At this point, if the doctor is still unable to make a definite diagnosis, he might order more tests in order to find the correct answer or he might conclude that the situation is harmless and does not require further assessment. The decision to proceed with costly and potentially risky tests depends on the physician’s perception of the likelihood of a serious problem. Medicine is an inexact science, and the doctor must do a probability assessment and use his best judgment in deciding what to do next. I f the patient is an obese middle aged man who smokes and has high cholesterol, then the doctor is more likely to go further with testing than if the patient is a slender 20 year old who doesn’t smoke and runs three miles per day.

If another test is ordered to assess for coronary disease, it usually is an exercise stress test. Many doctors go right to a high tech stress test using nuclear or ultrasound methods, although an inexpensive regular stress test might be a reasonable first choice. A negative stress test does not completely rule out heart disease, but it may be last test required, if the doctor thinks the patient has a low likelihood of heart trouble. The doctor must continue with his probability assessment each step of the way, so a negative result may still be followed by more testing.

A positive stress test result may strongly suggest coronary heart disease, but a positive result seldom provides all the answers, even if the physician is now sure of the diagnosis. The stress test doesn’t show the blocked arteries or give enough prognostic information.
In addition, positive stress test results can occur in people with healthy hearts (i.e. a “false positive” result), but it’s risky for a doctor to end the workup in the face of a positive stress test.

At that point, a consultation with a cardiologist is desirable to see if coronary angiography (i.e. cardiac catheterization) is required. This invasive procedure will show if blockages are present and, if so, will provide important anatomic and prognostic information to help guide therapy.

So doing an angiogram may be warranted whether the stress test is positive or negative. The reason that angiography isn’t done at the outset of the evaluation is because it has risks and might be avoided with a noninvasive workup.

Even if the diagnosis of coronary artery disease is conclusively made, there is one more test which should be done, and that is the echocardiogram (cardiac ultrasound).
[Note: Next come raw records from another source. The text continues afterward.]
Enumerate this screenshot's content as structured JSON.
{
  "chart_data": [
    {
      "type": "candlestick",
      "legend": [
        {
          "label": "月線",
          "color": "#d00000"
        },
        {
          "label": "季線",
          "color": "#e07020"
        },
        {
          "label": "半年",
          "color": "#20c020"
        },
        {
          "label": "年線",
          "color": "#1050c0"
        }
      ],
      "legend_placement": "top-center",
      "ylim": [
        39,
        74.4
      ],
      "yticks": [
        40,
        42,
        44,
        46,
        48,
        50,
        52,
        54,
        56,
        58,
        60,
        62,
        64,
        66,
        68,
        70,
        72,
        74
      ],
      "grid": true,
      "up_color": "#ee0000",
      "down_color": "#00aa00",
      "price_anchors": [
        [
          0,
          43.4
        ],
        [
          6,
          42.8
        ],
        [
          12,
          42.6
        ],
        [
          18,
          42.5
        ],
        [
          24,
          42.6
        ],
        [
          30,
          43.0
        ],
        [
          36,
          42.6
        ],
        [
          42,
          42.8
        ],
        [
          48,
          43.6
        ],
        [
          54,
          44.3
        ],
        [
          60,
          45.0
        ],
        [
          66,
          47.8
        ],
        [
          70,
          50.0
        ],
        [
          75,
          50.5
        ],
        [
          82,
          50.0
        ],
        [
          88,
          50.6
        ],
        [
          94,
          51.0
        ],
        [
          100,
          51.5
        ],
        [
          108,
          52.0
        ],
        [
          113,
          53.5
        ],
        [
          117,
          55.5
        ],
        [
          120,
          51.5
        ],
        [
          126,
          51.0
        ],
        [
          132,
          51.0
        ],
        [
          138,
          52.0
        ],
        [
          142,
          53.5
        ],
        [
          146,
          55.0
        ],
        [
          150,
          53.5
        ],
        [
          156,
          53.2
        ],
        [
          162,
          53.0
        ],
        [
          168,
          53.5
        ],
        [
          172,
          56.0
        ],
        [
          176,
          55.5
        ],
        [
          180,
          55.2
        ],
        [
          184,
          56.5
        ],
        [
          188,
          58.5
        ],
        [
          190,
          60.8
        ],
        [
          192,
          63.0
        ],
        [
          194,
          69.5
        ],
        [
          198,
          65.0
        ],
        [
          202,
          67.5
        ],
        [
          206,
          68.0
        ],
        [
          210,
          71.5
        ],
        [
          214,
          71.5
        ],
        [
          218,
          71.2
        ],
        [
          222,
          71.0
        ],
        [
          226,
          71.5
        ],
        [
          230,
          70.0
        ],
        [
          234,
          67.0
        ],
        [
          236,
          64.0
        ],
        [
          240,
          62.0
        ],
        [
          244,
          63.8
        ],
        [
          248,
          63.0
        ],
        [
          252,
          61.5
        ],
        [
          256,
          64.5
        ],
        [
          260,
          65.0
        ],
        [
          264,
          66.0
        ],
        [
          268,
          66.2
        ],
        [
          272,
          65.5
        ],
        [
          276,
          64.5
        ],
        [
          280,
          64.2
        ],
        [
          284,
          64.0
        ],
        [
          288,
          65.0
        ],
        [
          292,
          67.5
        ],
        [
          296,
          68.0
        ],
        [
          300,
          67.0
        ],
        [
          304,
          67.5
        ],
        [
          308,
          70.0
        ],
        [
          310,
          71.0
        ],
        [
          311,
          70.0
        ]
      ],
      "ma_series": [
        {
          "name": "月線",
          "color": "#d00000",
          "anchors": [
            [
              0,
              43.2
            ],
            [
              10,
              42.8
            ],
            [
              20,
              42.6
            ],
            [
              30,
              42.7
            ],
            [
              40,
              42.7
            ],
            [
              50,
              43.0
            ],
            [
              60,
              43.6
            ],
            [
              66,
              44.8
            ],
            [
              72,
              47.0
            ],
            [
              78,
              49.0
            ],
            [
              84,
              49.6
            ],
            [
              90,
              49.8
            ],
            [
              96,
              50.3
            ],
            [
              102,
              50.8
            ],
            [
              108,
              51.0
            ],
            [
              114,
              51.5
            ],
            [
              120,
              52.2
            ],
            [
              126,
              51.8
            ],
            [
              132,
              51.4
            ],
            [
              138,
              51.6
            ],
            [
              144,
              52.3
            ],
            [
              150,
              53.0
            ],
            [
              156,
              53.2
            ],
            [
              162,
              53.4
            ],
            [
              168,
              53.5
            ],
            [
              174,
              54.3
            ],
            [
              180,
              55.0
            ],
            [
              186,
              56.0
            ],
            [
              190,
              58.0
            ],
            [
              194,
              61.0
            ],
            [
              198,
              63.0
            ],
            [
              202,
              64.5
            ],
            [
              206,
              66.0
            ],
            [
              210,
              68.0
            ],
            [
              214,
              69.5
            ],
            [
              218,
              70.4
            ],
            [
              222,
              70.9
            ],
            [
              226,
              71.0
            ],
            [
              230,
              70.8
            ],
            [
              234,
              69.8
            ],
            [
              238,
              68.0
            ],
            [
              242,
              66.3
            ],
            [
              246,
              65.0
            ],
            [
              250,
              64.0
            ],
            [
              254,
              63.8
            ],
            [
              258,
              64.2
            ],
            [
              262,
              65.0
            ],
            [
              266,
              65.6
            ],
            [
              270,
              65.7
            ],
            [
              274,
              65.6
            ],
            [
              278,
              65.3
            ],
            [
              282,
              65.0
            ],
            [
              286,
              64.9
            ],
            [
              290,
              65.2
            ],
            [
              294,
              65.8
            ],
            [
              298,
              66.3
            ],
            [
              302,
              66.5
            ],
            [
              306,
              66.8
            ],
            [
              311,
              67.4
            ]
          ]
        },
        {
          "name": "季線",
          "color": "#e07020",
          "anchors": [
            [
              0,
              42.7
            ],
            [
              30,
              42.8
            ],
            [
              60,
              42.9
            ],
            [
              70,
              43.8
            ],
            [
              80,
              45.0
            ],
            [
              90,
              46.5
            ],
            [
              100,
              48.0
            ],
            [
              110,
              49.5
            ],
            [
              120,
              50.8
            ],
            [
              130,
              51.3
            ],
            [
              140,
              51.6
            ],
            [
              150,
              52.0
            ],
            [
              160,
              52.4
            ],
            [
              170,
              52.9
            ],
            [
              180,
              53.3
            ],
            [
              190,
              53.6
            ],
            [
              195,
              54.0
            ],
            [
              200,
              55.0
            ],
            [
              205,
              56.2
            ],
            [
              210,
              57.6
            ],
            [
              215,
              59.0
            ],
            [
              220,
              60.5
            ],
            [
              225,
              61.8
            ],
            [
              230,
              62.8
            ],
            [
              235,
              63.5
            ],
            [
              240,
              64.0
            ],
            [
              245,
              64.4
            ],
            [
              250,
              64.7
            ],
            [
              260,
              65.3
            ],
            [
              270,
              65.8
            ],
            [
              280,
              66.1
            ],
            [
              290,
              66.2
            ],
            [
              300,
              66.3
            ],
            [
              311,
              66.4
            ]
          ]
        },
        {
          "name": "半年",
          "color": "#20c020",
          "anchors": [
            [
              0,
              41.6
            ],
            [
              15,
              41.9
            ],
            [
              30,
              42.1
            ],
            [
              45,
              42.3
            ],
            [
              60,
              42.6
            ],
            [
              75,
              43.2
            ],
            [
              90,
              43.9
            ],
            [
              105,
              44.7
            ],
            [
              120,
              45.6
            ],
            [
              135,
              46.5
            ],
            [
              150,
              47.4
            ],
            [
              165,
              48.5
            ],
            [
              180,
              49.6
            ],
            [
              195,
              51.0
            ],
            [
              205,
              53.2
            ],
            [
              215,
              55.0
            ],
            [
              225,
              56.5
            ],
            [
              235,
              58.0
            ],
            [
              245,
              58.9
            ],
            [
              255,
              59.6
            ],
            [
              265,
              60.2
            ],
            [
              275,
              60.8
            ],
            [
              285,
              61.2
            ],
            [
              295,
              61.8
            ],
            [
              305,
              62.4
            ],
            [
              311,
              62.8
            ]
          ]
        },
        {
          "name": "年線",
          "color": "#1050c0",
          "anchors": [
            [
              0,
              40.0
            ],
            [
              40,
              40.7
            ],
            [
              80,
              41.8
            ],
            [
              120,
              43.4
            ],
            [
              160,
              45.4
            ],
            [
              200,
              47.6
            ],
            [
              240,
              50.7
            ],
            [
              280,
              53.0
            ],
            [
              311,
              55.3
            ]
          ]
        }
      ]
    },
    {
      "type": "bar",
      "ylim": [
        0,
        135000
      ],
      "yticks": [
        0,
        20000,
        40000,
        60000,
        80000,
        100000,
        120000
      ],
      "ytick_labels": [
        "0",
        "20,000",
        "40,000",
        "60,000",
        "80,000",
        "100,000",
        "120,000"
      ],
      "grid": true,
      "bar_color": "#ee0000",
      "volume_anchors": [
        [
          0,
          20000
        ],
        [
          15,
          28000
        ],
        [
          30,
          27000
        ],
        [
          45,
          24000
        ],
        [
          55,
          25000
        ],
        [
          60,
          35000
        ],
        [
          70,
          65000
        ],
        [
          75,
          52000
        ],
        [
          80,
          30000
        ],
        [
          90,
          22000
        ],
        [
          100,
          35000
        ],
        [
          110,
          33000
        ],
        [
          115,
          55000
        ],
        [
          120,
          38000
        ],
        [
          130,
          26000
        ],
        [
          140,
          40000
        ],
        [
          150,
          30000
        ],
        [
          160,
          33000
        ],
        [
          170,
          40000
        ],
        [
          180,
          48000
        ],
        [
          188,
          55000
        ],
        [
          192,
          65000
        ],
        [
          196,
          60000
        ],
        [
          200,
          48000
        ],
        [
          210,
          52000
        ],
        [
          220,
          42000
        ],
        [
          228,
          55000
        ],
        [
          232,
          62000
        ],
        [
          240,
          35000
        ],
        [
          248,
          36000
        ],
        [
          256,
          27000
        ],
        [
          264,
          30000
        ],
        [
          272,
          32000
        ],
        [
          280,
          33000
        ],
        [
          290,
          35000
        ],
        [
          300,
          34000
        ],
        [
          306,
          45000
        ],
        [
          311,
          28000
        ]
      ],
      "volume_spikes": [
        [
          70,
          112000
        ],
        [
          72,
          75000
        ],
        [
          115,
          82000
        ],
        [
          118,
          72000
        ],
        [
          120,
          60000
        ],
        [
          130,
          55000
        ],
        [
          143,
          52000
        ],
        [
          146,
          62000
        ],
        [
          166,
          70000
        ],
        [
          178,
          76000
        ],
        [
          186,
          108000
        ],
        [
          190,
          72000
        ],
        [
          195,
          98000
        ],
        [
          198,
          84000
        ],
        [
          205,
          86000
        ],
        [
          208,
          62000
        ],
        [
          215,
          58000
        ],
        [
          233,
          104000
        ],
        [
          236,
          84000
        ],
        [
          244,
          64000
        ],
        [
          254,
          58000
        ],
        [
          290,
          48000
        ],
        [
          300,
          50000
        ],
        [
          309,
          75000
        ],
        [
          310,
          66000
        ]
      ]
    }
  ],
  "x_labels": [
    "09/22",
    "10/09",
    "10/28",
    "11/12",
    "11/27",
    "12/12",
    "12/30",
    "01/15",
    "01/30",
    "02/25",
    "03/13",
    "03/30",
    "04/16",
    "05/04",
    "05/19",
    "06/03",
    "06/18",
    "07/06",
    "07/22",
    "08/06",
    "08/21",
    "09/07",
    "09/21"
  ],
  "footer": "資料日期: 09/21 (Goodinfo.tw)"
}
This noninvasive procedure helps fill in the blanks by checking the heart valves, the strength of cardiac contraction, and the condition of the walls of the heart.

Finally the physician must analyze all the elements of the case and come up with a diagnosis and a plan of action individualized for each patient. He should review the results with you, explaining everything that was done. If your doctor referred you to a specialist, make sure that he has received a copy of the consultation report. Request, in writing, that you get a copy of that report and, in addition, the official complete test results for every procedure performed. Do not allow yourself to go through such an evaluation without having the documentation for your own records.